Barbican Arts Group Trust is delighted to exhibit the latest exhibition of new work by Julie Caves at the ArtWorks Project Space, Blackhorse Lane, E17.
Julie Caves uses the compositional potential of colour to evoke a moment of understanding. She uses painting to investigate colour, because you can investigate the world with art as well as with science. The resulting paintings use colour to communicate directly, to delight and intrigue.
The paintings fall into two groups: the thick paintings and the spontaneous paintings. The thick paintings are made of layers and layers of paint, built up like the surface of the earth or like skin.

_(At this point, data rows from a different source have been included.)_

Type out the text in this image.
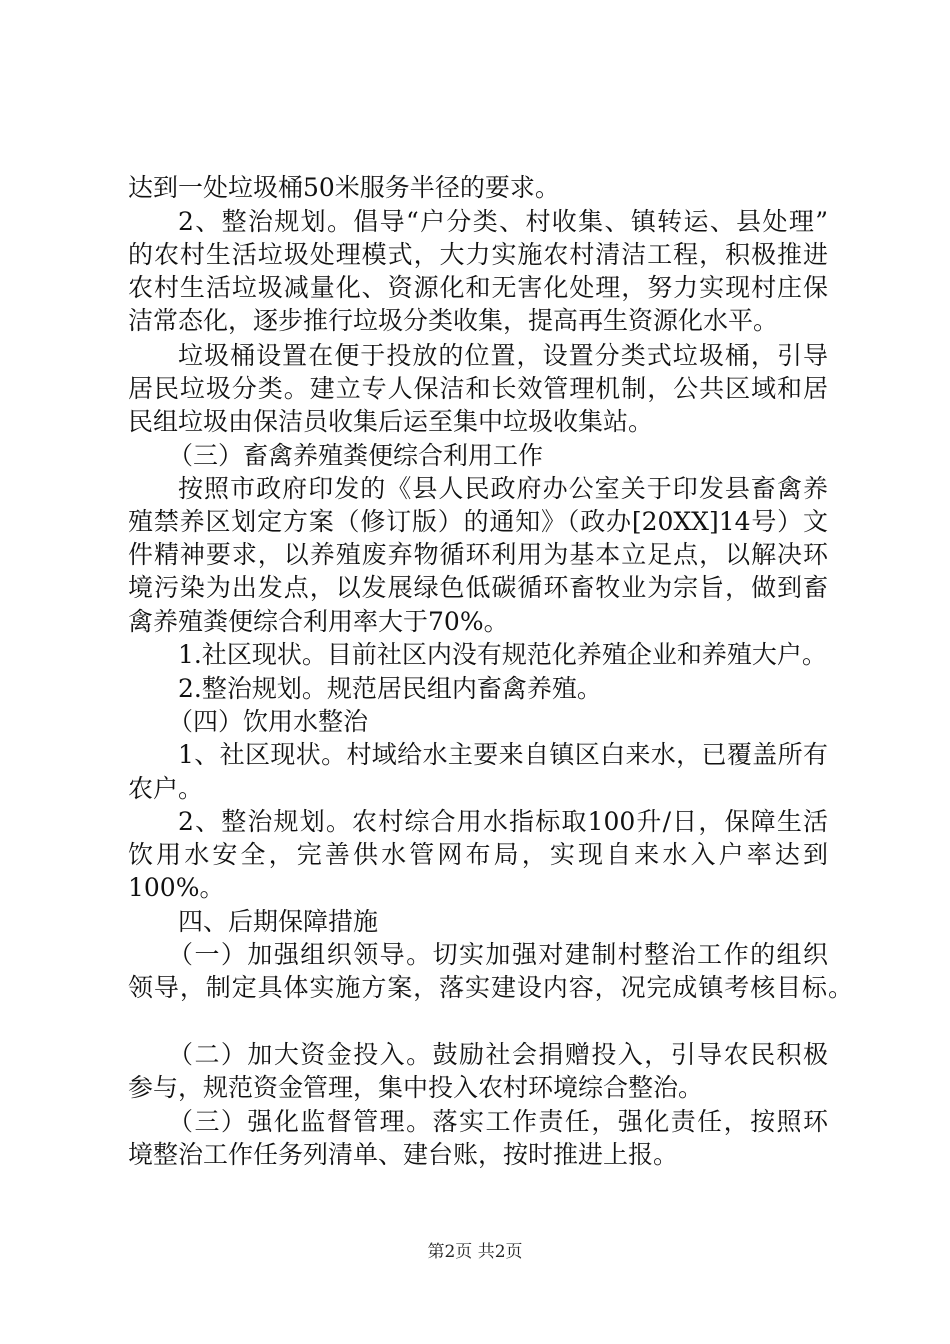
达到一处垃圾桶50米服务半径的要求。
2、整治规划。倡导“户分类、村收集、镇转运、县处理”
的农村生活垃圾处理模式，大力实施农村清洁工程，积极推进
农村生活垃圾减量化、资源化和无害化处理，努力实现村庄保
洁常态化，逐步推行垃圾分类收集，提高再生资源化水平。
垃圾桶设置在便于投放的位置，设置分类式垃圾桶，引导
居民垃圾分类。建立专人保洁和长效管理机制，公共区域和居
民组垃圾由保洁员收集后运至集中垃圾收集站。
（三）畜禽养殖粪便综合利用工作
按照市政府印发的《县人民政府办公室关于印发县畜禽养
殖禁养区划定方案（修订版）的通知》（政办[20XX]14号）文
件精神要求，以养殖废弃物循环利用为基本立足点，以解决环
境污染为出发点，以发展绿色低碳循环畜牧业为宗旨，做到畜
禽养殖粪便综合利用率大于70%。
1.社区现状。目前社区内没有规范化养殖企业和养殖大户。
2.整治规划。规范居民组内畜禽养殖。
（四）饮用水整治
1、社区现状。村域给水主要来自镇区白来水，已覆盖所有
农户。
2、整治规划。农村综合用水指标取100升/日，保障生活
饮用水安全，完善供水管网布局，实现自来水入户率达到
100%。
四、后期保障措施
（一）加强组织领导。切实加强对建制村整治工作的组织
领导，制定具体实施方案，落实建设内容，况完成镇考核目标。
（二）加大资金投入。鼓励社会捐赠投入，引导农民积极
参与，规范资金管理，集中投入农村环境综合整治。
（三）强化监督管理。落实工作责任，强化责任，按照环
境整治工作任务列清单、建台账，按时推进上报。
第2页 共2页
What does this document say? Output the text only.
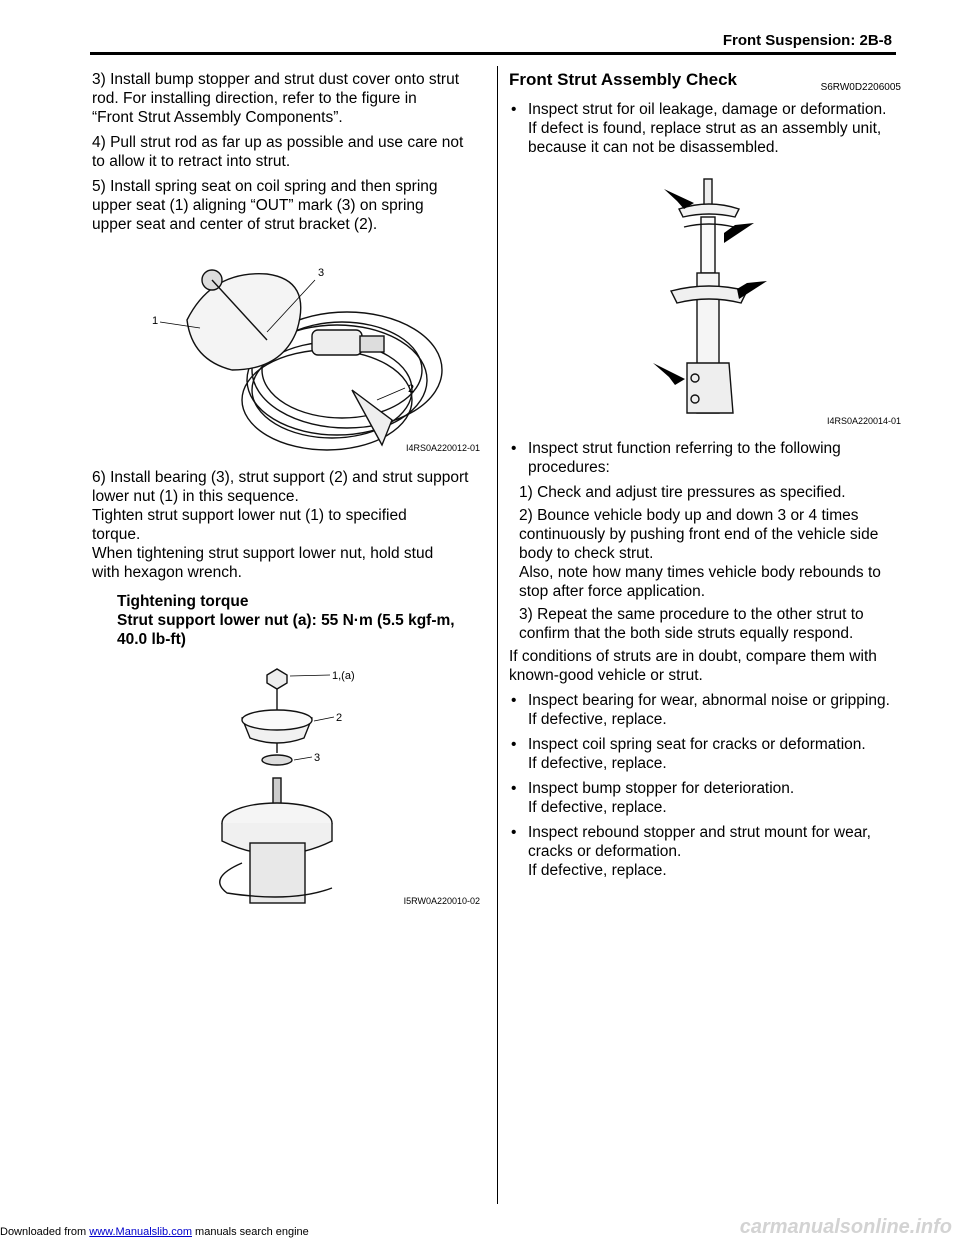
Front Suspension: 2B-8
3) Install bump stopper and strut dust cover onto strut
rod. For installing direction, refer to the figure in
“Front Strut Assembly Components”.
4) Pull strut rod as far up as possible and use care not
to allow it to retract into strut.
5) Install spring seat on coil spring and then spring
upper seat (1) aligning “OUT” mark (3) on spring
upper seat and center of strut bracket (2).
1
3
2
I4RS0A220012-01
6) Install bearing (3), strut support (2) and strut support
lower nut (1) in this sequence.
Tighten strut support lower nut (1) to specified
torque.
When tightening strut support lower nut, hold stud
with hexagon wrench.
Tightening torque
Strut support lower nut (a): 55 N·m (5.5 kgf-m,
40.0 lb-ft)
1,(a)
2
3
I5RW0A220010-02
Front Strut Assembly Check	S6RW0D2206005
• Inspect strut for oil leakage, damage or deformation.
If defect is found, replace strut as an assembly unit,
because it can not be disassembled.
I4RS0A220014-01
• Inspect strut function referring to the following
procedures:
1) Check and adjust tire pressures as specified.
2) Bounce vehicle body up and down 3 or 4 times
continuously by pushing front end of the vehicle side
body to check strut.
Also, note how many times vehicle body rebounds to
stop after force application.
3) Repeat the same procedure to the other strut to
confirm that the both side struts equally respond.
If conditions of struts are in doubt, compare them with
known-good vehicle or strut.
• Inspect bearing for wear, abnormal noise or gripping.
If defective, replace.
• Inspect coil spring seat for cracks or deformation.
If defective, replace.
• Inspect bump stopper for deterioration.
If defective, replace.
• Inspect rebound stopper and strut mount for wear,
cracks or deformation.
If defective, replace.
Downloaded from www.Manualslib.com manuals search engine	carmanualsonline.info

The canvases have a history underneath, if you were to excavate into the surface like a geologist you would unearth the traces of alternate paths, earlier images and different stories. Some have been in the stages of completion for years. The passage of time is encapsulated in all that paint. She often builds up transparent layers of colour that create a substantial structure to refract light and nearly bury the traces of decision-making. These have an element of mystery, of nearly hidden things; you must take a moment and really look.
The spontaneous paintings are more lively and immediate and have colour relationships and mark making as the primary concerns. These are painterly paintings that feel bigger than the canvas. There is both a spatial complexity and a fluidity. The colours seem to come alive; the relationship between two colours next to each other is like a new colour itself, a third colour.